TRA ARTE DIGITALE E MAESTRIA BAROCCA, SUCCESSO DELLA SCULTURA DI FRANCESCO CIARDIELLO.
PIEDIMONTE MATESE – Un Natale tutto particolare quello di quest’anno a Piedimonte Matese, incastonata nel cuore del Parco Nazionale del
Matese, è il luogo ideale per trascorrere le feste natalizie tra arte, cultura
e storia, grazie al ricco programma di eventi ideato dall’amministrazione
comunale che tende a risaltare il centro storico e il suo ricco patrimonio
monumentale che spazia dal tardo-gotico al Barocco. Nel rione Vallata, da sabato 13 Dicembre e per tutto il tempo di Natale,
il Battistero del Santuario di Ave Gratia Plena di Piedimonte Matese, ha
l'onore di accogliere

"Imago Dei – Ecce Agnus", un meraviglioso
gruppo scultoreo di Francesco Ciardiello, che fonde ed esalta il
mistero dell’Incarnazione con quello della Redenzione.
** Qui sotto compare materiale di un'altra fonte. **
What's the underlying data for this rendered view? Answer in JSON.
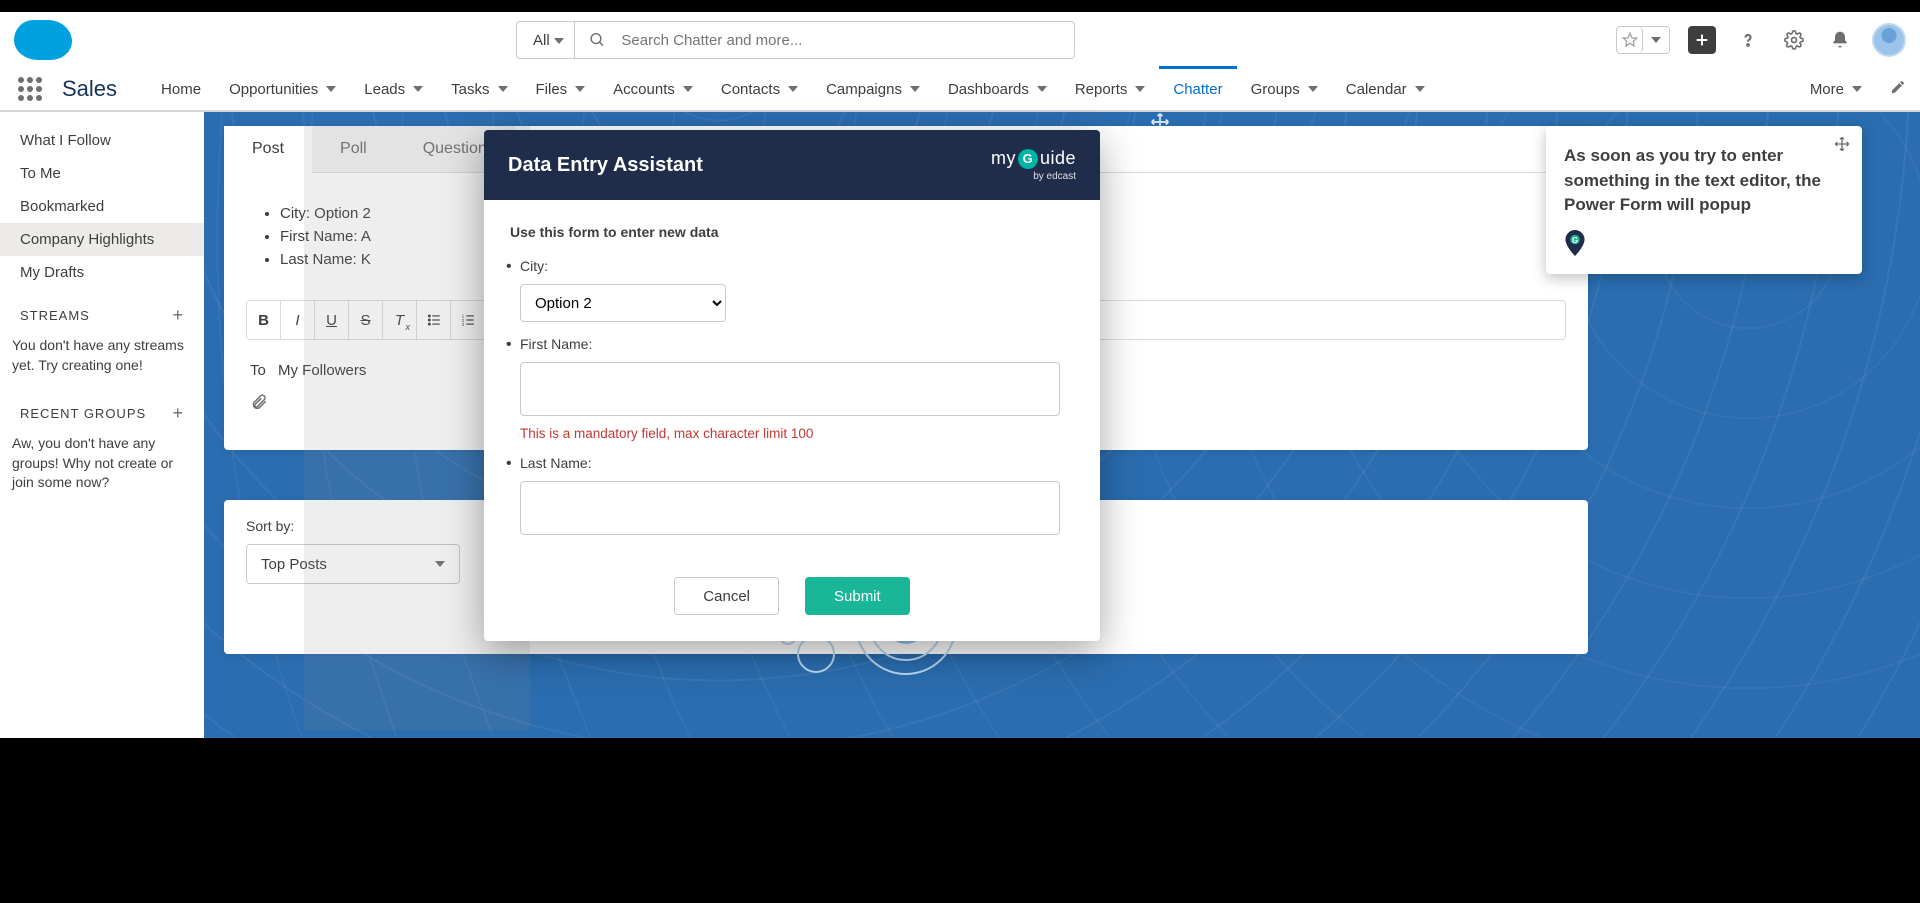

Un avvenimento particolare che combina la fede popolare con
l'artigianato e l'arte locale, offrendo l'occasione perfetta per visitare il
Santuario di Ave Gratia Plena un luogo di culto storicamente importante. Grande il successo di pubblico che sta riscuotendo l’opera di Francesco
Ciardiello giovane artista e scultore che vive e lavora a Piedimonte Matese. La
sua passione per l'arte
affonda le radici nell'infanzia, iniziata all'età di
sei anni modellando creta e scolpendo marmo e pietra dura nello storico
laboratorio d'arte di famiglia, attivo dal 1969. Il suo percorso professionale
lo ha portato a lavorare in diverse città italiane, tra cui Roma, Verona e
Napoli, dove ha approfondito le tecniche tradizionali, lo studio dell'anatomia
artistica e la storia dell'arte. All'età di diciassette anni, Ciardiello incontra
la scultura digitale, introducendo nel suo processo creativo la "creta
virtuale" e l'utilizzo di robot antropomorfi per la sgrossatura delle
opere. Questo approccio innovativo coesiste con la profonda padronanza delle tecniche

scultoree tradizionali, mantenendo i canoni e i virtuosismi estetici del
passato come costante assoluta nell'essenza delle sue creazioni. L'identità
artistica di Francesco Ciardiello si esplica in una costante evoluzione di
forme, superfici, finiture e geometrie. La sua produzione è il frutto di un dialogo
imprescindibile e inclusivo tra innovazione e tradizione. La sua ricerca
artistica affonda le sue radici nelle tecniche ereditate dai maestri del
barocco italiano, in particolare dalla scuola di scultura di Gian Lorenzo Bernini.
È da questa eredità che derivano le espressioni e i virtuosismi anatomici che
contraddistinguono le sue opere. Oggi, Ciardiello è un

artista attivo su
commissione in un contesto internazionale, con collaborazioni che spaziano tra USA,
Corea, Slovacchia, Regno Unito e Italia. Si distingue per la realizzazione di
opere non solo in marmo, ma anche in bronzo, alluminio e ottone (spesso tramite
fusione a cera persa), e opere lignee. Oltre alla sua attività di scultore,
ricopre i ruoli di Direttore Artistico e Lead Artist presso gli Studi d’Arte
Ciardiello, ed è executive designer presso Ciardiello Marmi. Collabora inoltre
con i maggiori artisti ed esponenti mondiali dell'arte contemporanea per la
gestione, progettazione, modellazione e realizzazione delle loro sculture e
opere figurative. Quest’opera,
ha precisato l’autore dell’opera Francesco Ciardiello, offre una lettura
teologicamente densa e simbolicamente stratificata della figura di Cristo come
Agnello di Dio, collocando fin dall’origine della sua incarnazione il mistero
della redenzione al centro della rappresentazione. Il titolo Imago Dei –
Ecce Agnus mette in relazione diretta l’identità del Figlio come
immagine del Dio invisibile e la proclamazione salvifica, fondendo in un’unica
espressione rivelazione e sacrificio. Gesù è raffigurato fanciullo, nudo nella
sua essenzialità antropologica, non come segno di ingenuità, ma come
manifestazione della pienezza ontologica del Verbo incarnato. La scelta di un
tempo teologico, e non cronologico, consente di tenere insieme l’inizio della
storia terrena di Cristo e la piena consapevolezza del suo destino salvifico,
in una compresenza del “già” e del “non ancora”.